The particular set of alcohol-related problem focuses that emerged over the 1970s and early 1980s also harbored important clues to the alcoholism-to-public health shift's social sources. MADD's angry acronym, for example, hints that the alcoholism paradigm may have failed to provide adequate social voice to the victims of alcohol-related harm and for the symbolic expression of their opprobrium or desire for vengeance.24 Similarly, the emergence of public concern over youthful or underage drinking harbors hints at another kind of cultural failure re the alcoholism paradigm. Though the disease concept engendered an enormous growth in the American formal social control system for alcoholic drinking, it tended to domesticate or normalize all non-alcoholic drinking (Levine ; Beauchamp ). This feature ill-equipped the alcoholism paradigm re the crucially important symbolic task of providing adequate symbolic foundation for our longstanding proscription of youthful drinking. An alcoholism-paradigm-based school pedagogy (which finally became fully articulated and available in McCarthy and Douglass's Alcohol and Social Responsibility ) never fully fit that symbolic desideratum. Indeed, the alcoholism paradigm -- with its "alcoholism can strike anyone," democratic ethos -- also offered few cultural supports for the maintainence of traditional status-based differentiations in drinking norms. David Pittman (1991) has shrewdly observed that the new temperance movement's targeting of drinking by youth, by pregnant women, by women in general, and by ethnic minorities in effect re-establishes a traditional hierarchy of status privilege re access to alcohol -- i.e., by omission placing the white, middle-class male at the top of the status-access heap.

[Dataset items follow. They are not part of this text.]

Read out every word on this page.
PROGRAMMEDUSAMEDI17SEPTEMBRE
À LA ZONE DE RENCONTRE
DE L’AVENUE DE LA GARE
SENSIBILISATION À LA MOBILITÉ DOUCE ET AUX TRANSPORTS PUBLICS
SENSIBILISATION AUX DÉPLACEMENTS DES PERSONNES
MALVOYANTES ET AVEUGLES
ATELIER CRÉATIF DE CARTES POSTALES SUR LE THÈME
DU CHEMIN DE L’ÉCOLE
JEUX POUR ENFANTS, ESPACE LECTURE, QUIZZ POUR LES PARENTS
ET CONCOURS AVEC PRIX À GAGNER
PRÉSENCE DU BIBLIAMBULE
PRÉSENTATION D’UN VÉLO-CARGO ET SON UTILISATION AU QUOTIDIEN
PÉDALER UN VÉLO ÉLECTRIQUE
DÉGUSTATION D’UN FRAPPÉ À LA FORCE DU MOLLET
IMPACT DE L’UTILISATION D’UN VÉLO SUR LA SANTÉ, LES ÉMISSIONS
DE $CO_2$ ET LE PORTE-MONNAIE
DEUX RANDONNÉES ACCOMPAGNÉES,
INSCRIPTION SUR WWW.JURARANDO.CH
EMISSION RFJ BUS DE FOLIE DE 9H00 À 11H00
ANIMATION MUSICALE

Ironically, the disappearance of drys from meaningful influence in the alcohol social arena also played a crucial part in the alcoholism-to-public-health transition. At least part of the alcoholism paradigm's rhetorical appeal lay in its capacity to steal the alcohol issue from the clutches of drys and their alcohol-focused temperance paradigm. One cannot read the literature of the early alcoholism movement without being struck over and over again by the persistent references to the fact that the new movement was neither dry nor wet, took no political stand on alcohol, etc. -- and, in fact, that the new scientific approach was under siege by the old voices in the alcohol social arena (see, e.g., Haggard, 1945). In this way, drys offered a valuable focus and counterpoint for the new alcoholism movement -- allowing the new movement to define itself at least as much around what it was not as around what it was. Social movements benefit greatly by defining disfavored enemies, and the drys in particular fit this bill perfectly for the emergent alcoholism movement. But drys in due course disappeared from meaningful participation in the alcohol social arena -- depriving the movement of a valued adversary and, ironically, thus also providing occasion for the reintroduction of a new dry sensibility.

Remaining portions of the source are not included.